とりあえず中庭から離れておこうということになり、宛てもなく歩く。中庭と違い、キンキンに冷えたモール内がありがたい。気がつけば汗は引いて、程よく肌も冷えてきた。道すがら、気になるショップを転々と歩くなか、菅原はあることに気が付く。及川に対する視線だ。背が高いのもあるだろうが、やはり容姿が整っているからなのか目を引くのだろう。中庭の一件はその場に留まっているからかとも思ったが、移動していても注目されるのか。
「歩いてるだけでも結構ジロジロ見られんのな」
「あー、まあ、うん。嫌?」
「俺は気にしないけど、いや、なんかちょっとむかつくけど」
「やきもち?」
ニヨリ、と目を細める及川を菅原は小突く。半ばやけくそ気味に「そうだよ」と言うと、ますます目を細め、口はニッコリ三日月のかたちになった。「えへへ」とあざとく笑う顔がちょっと可愛いのがまた憎らしい。
「でも、なんか……疲れねえ?」
「注目してもらえるのは好きだけど、たまにね。消耗するっていうか疲れたなーってときはあるかな。あっでも、自分と同じくらいとかそれ以上の身長の人とすれ違うと、俺も「おっ」って思って見ちゃう」
ちょうどまた、一人の女の子がチラリと及川を見た。顔を見て、そのまま視線を落としていく。頭のてっぺんから爪の先まで、舐めるように確認するような動作に、菅原は胸がひんやりとした。「ああ、これか」と冷えた胸がざわつく。気がついたら及川の手を絡めとり立ち止まっていた。突然に手を握られ、及川はきょとんとする。
「今日は平気?」
「ん?」
「見られるの」
「ああ、ごめんね。気にさせちゃった?」
「俺は良いけど、お前がしんどかったら」
「大丈夫だよ今日は」
「スガちゃん一緒だし」と、握られた手をそのまま目の高さまで掲げる。再び「えへへ」と笑う及川は菅原が考えていたよりも大丈夫そうで、ぎゅむぎゅむと遊ぶように手を握り返す。じわりと及川の手の温度が伝わって、菅原の冷えた胸の内は少し温度を取り戻した。

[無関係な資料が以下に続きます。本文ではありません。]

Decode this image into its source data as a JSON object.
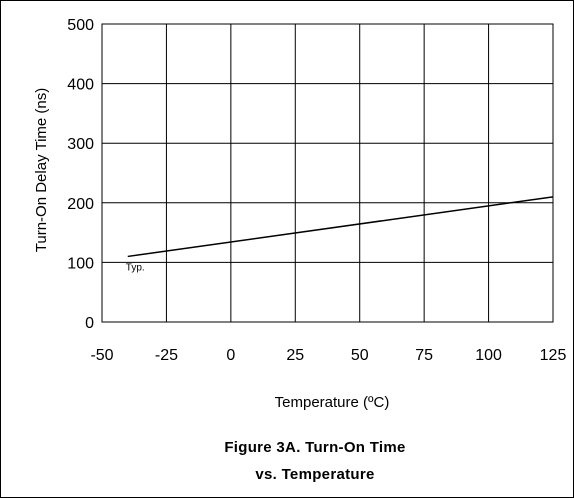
{
  "chart_data": {
    "type": "line",
    "xlabel": "Temperature (ºC)",
    "ylabel": "Turn-On Delay Time (ns)",
    "xlim": [
      -50,
      125
    ],
    "ylim": [
      0,
      500
    ],
    "xticks": [
      -50,
      -25,
      0,
      25,
      50,
      75,
      100,
      125
    ],
    "yticks": [
      0,
      100,
      200,
      300,
      400,
      500
    ],
    "grid": true,
    "series": [
      {
        "name": "Typ.",
        "x": [
          -40,
          125
        ],
        "y": [
          110,
          210
        ]
      }
    ],
    "annotations": [
      {
        "text": "Typ.",
        "x": -40,
        "y": 100
      }
    ],
    "caption_line1": "Figure 3A. Turn-On Time",
    "caption_line2": "vs. Temperature"
  }
}
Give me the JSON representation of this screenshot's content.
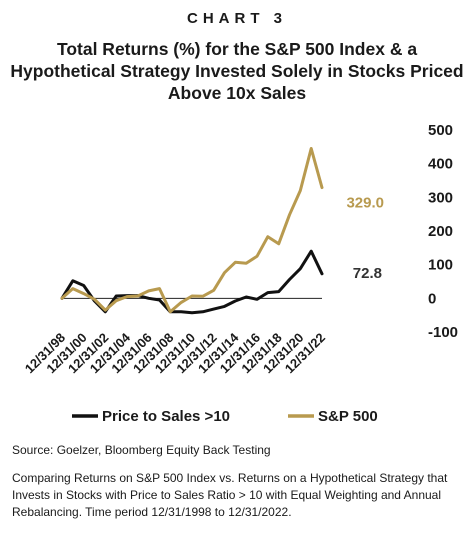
{
  "kicker": "CHART 3",
  "title": "Total Returns (%) for the S&P 500 Index & a Hypothetical Strategy Invested Solely in Stocks Priced Above 10x Sales",
  "source": "Source: Goelzer, Bloomberg Equity Back Testing",
  "note": "Comparing Returns on S&P 500 Index vs. Returns on a Hypothetical Strategy that Invests in Stocks with Price to Sales Ratio > 10 with Equal Weighting and Annual Rebalancing. Time period 12/31/1998 to 12/31/2022.",
  "chart_data": {
    "type": "line",
    "x": [
      "12/31/98",
      "12/31/99",
      "12/31/00",
      "12/31/01",
      "12/31/02",
      "12/31/03",
      "12/31/04",
      "12/31/05",
      "12/31/06",
      "12/31/07",
      "12/31/08",
      "12/31/09",
      "12/31/10",
      "12/31/11",
      "12/31/12",
      "12/31/13",
      "12/31/14",
      "12/31/15",
      "12/31/16",
      "12/31/17",
      "12/31/18",
      "12/31/19",
      "12/31/20",
      "12/31/21",
      "12/31/22"
    ],
    "x_tick_labels": [
      "12/31/98",
      "12/31/00",
      "12/31/02",
      "12/31/04",
      "12/31/06",
      "12/31/08",
      "12/31/10",
      "12/31/12",
      "12/31/14",
      "12/31/16",
      "12/31/18",
      "12/31/20",
      "12/31/22"
    ],
    "ylim": [
      -100,
      500
    ],
    "y_ticks": [
      -100,
      0,
      100,
      200,
      300,
      400,
      500
    ],
    "grid": false,
    "legend_position": "bottom",
    "series": [
      {
        "name": "Price to Sales >10",
        "color": "#111111",
        "values": [
          0,
          52,
          38,
          -8,
          -40,
          7,
          8,
          8,
          0,
          -5,
          -40,
          -40,
          -43,
          -40,
          -32,
          -24,
          -8,
          4,
          -3,
          17,
          20,
          56,
          88,
          140,
          72.8
        ],
        "end_label": "72.8"
      },
      {
        "name": "S&P 500",
        "color": "#b89a4f",
        "values": [
          0,
          29,
          14,
          -3,
          -35,
          -7,
          5,
          7,
          22,
          29,
          -40,
          -12,
          7,
          6,
          24,
          76,
          107,
          104,
          125,
          183,
          162,
          248,
          320,
          445,
          329.0
        ],
        "end_label": "329.0"
      }
    ]
  }
}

「今日さ、デートなんでしょ?だから、俺のスガちゃんかっこいいだろ!って自慢させて」
安心させるような柔らかい声に甘ったるい顔を見せられて、菅原はぐうと唸った。手は変わらずぎゅむぎゅむと握られ続け、血流が良くなったのか、手も体も顔もぽかぽかしてくる。
絞り出すように「メシでも行くか」と呟き、握った手をそのままに足の動きを再開。歩きながら、またいくつか視線は感じたが、その度にべったり及川に寄りかかってやる。すると及川も合わせて、菅原にべったりと寄りかかる。途中、何回かぶつけられた視線を正面から受けてしまったが、「いいだろ」というように菅原はニッカリ笑うことにした。デートなんだ、邪魔すんな。そんな意味を込めて。